The crew had an overnight stay in Barcelona, Spain, after leaving Algeria. In addition to the ransom, a Delta spokesman said the trip cost $21,600 for fuel and salaries for the crew. Delta identified the crew members as Captain William Harold May, First Officer D.L. Henderson, and R.R. Kubal, and stewardesses Shirley Ann Morgan, Sherrill Elise Ross, Jamye Mays, and Leanne Marie Arnfield.

== Apprehension of hijackers ==
Four of the five hijackers were captured in Paris on May 26, 1976, and tried by the French courts. The remaining hijacker, George Wright, who had dressed as a priest during the hijacking, was arrested on September 26, 2011, in Sintra, Portugal. Wright was an accomplice in a 1962 armed robbery and homicide who had escaped from a prison in New Jersey before joining in the hijacking.

The four hijackers who had been living in France since 1973—George Brown, Joyce Brown, Melvin McNair, and Jean McNair—were arrested by French police in 1976 after the US pressured French officials, since France does not extradite political exiles. Prior to their arrest, they purportedly received lodging and training from Curiel Apparatus, along with attempting to obtain plastic surgery and fake identity documents in order to secretly enter the US. The two men served three years in French prisons; and the women received suspended sentences because they had children.

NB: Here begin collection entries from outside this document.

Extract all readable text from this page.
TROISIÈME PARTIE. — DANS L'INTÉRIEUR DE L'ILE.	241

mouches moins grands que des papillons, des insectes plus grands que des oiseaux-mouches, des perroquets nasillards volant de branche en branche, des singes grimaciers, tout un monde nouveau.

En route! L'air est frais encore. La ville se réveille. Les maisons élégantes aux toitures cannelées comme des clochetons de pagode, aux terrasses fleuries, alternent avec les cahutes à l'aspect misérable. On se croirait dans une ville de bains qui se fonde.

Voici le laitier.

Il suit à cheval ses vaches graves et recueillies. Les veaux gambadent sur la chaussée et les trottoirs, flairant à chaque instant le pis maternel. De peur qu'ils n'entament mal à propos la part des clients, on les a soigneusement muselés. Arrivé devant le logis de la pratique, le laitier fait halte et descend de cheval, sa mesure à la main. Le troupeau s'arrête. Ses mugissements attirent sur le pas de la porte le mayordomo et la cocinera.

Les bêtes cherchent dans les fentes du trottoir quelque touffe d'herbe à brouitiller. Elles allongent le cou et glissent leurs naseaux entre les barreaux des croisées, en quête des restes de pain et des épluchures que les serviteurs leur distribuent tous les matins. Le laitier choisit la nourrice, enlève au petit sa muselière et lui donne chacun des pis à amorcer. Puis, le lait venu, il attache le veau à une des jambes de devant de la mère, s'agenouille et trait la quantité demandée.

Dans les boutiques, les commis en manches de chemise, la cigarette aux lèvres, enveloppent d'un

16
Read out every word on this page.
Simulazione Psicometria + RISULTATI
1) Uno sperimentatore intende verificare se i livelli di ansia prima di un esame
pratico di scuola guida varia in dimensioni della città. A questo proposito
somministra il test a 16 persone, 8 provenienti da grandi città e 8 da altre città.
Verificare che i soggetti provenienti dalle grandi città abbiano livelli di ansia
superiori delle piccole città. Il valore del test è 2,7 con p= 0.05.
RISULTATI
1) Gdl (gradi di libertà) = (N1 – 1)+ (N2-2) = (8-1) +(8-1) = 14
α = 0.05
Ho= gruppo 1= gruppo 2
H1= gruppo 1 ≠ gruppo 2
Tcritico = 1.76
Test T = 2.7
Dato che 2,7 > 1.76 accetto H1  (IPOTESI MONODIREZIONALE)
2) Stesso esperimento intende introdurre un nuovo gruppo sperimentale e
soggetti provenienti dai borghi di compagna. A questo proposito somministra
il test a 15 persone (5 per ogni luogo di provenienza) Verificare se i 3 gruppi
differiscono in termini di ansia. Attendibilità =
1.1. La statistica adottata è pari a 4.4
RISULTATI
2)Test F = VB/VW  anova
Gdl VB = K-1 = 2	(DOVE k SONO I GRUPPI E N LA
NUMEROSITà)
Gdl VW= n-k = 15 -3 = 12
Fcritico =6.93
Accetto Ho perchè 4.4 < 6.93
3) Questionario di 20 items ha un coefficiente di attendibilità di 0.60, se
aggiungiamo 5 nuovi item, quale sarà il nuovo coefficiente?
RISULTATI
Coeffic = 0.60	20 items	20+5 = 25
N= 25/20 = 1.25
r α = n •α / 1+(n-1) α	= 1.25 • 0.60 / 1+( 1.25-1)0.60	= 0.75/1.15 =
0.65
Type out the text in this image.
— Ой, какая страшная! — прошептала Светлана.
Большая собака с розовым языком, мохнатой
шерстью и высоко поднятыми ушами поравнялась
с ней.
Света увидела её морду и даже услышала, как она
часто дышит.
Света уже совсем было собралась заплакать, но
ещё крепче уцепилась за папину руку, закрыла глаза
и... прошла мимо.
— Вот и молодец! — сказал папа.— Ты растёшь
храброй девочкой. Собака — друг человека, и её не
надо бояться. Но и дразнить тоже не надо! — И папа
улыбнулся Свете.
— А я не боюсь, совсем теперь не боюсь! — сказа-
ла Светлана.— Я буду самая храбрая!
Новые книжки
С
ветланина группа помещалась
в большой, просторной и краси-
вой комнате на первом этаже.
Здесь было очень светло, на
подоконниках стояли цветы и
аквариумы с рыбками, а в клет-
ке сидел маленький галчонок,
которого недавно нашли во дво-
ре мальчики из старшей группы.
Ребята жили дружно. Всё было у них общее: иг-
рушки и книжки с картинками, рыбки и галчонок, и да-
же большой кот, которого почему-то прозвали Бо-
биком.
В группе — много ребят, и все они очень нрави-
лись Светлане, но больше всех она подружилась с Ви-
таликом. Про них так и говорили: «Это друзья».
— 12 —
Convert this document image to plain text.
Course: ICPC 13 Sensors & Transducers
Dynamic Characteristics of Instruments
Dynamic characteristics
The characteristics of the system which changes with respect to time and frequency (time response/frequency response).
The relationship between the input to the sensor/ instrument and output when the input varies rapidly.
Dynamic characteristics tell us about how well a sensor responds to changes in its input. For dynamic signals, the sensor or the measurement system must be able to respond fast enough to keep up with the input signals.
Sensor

George Brown and Melvin McNair were released in 1981, and all four remained to live and work in France with their families. George Wright was the lone Panther who fled to Portugal from France and has lived in Portugal with his family since the early 1980s. Portugal has denied US authorities his extradition because Wright is a Portuguese citizen and protected by its constitution.

==In film==
In 2011, a documentary titled Nobody Knows My Name was made about the hijacking. According to Mikhael Ganouna, the producer of the film, George Brown was living in Paris but was not worried about being extradited because he had already served his sentence.

In 2012, a documentary titled Melvin & Jean: An American Story was made by director Maia Wechsler.
Melvin McNair and his wife Jean were working at an orphanage in the French town of Caen, where reportedly they had turned their lives around completely.
McNair was known for coaching American baseball, teaching youth the art and strategy of the sport. Jean McNair died on October 24, 2014.